Which leads us to the episode’s ending. Sure, there was another lame scene with Sean trying to deal with his girlfriend’s stinky apartment, and that ending where Tommy and Franco growled at each other was pretty lame. But the firefighting sequence was one of the best—and one of the most tense—in the show’s history. Part of that was the fact that, well, this show is almost over, so if Franco was going to die, it would be happening now. Part of it was just that the show came up with a cool scenario for a narrow escape. And part of it was the construction of the whole thing, nicely setting up just how everything was going to fall apart and then letting it do so.

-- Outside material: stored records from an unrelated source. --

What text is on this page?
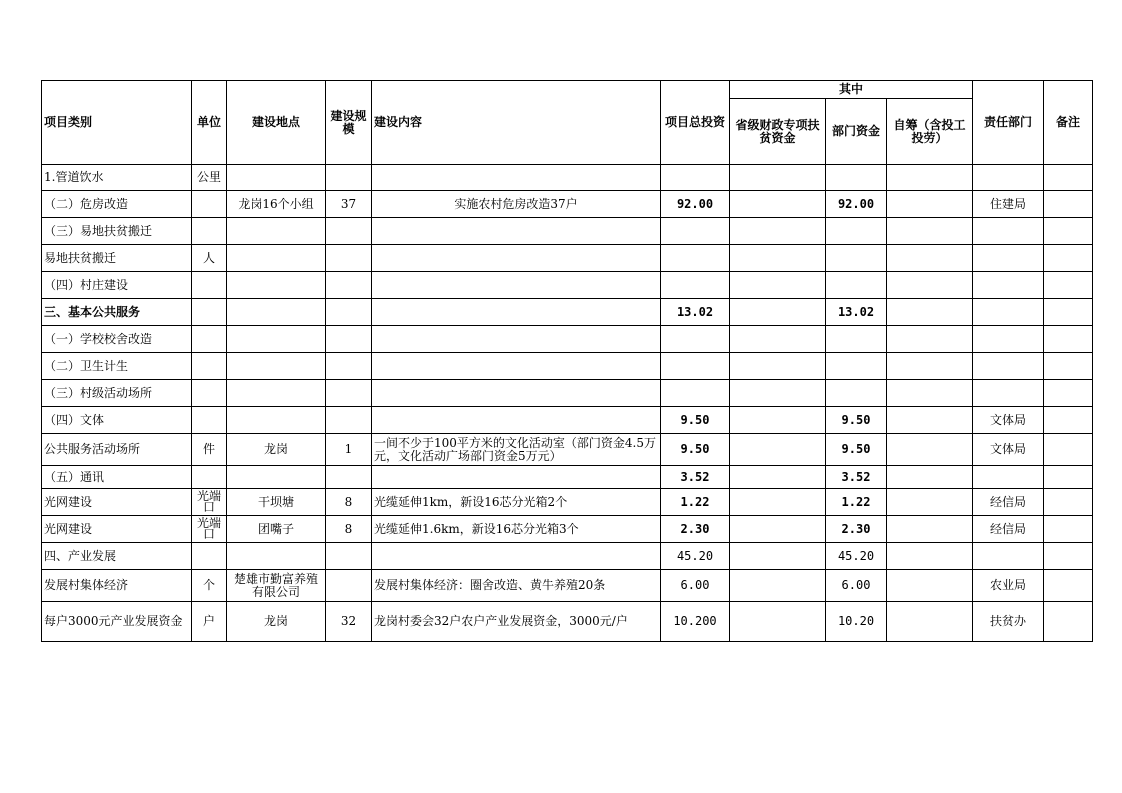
项目类别	单位	建设地点	建设规模	建设内容	项目总投资	其中			责任部门	备注
						省级财政专项扶贫资金	部门资金	自筹（含投工投劳）		
1.管道饮水	公里									
（二）危房改造		龙岗16个小组	37	实施农村危房改造37户	92.00		92.00		住建局	
（三）易地扶贫搬迁										
易地扶贫搬迁	人									
（四）村庄建设										
三、基本公共服务					13.02		13.02			
（一）学校校舍改造										
（二）卫生计生										
（三）村级活动场所										
（四）文体					9.50		9.50		文体局	
公共服务活动场所	件	龙岗	1	一间不少于100平方米的文化活动室（部门资金4.5万元，文化活动广场部门资金5万元）	9.50		9.50		文体局	
（五）通讯					3.52		3.52			
光网建设	光端口	干坝塘	8	光缆延伸1km，新设16芯分光箱2个	1.22		1.22		经信局	
光网建设	光端口	团嘴子	8	光缆延伸1.6km，新设16芯分光箱3个	2.30		2.30		经信局	
四、产业发展					45.20		45.20			
发展村集体经济	个	楚雄市勤富养殖有限公司		发展村集体经济：圈舍改造、黄牛养殖20条	6.00		6.00		农业局	
每户3000元产业发展资金	户	龙岗	32	龙岗村委会32户农户产业发展资金，3000元/户	10.200		10.20		扶贫办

Plus, the episode let all of the little beats of the rescue play out. It was a reminder that when this show is at its best, firefighting is always somewhere near its heart. That hasn’t been true for so long that it’s bracing to see it happen again. And even with an awful first half, that firefighting action was enough to nearly redeem everything.
Stray observations:
- Lou talks about becoming a sous chef. My dream of a series where John Scurti plays a mystery-solving chef grows closer and closer to reality!
- Seriously, though, that scene with Teddy and the reception hall woman was just embarrassing.
- "Do you think that your kisses work some sort of magic?" (I liked this method of taking Tommy down a peg. Kelly doesn’t find him irresistible, and that’s a good thing.)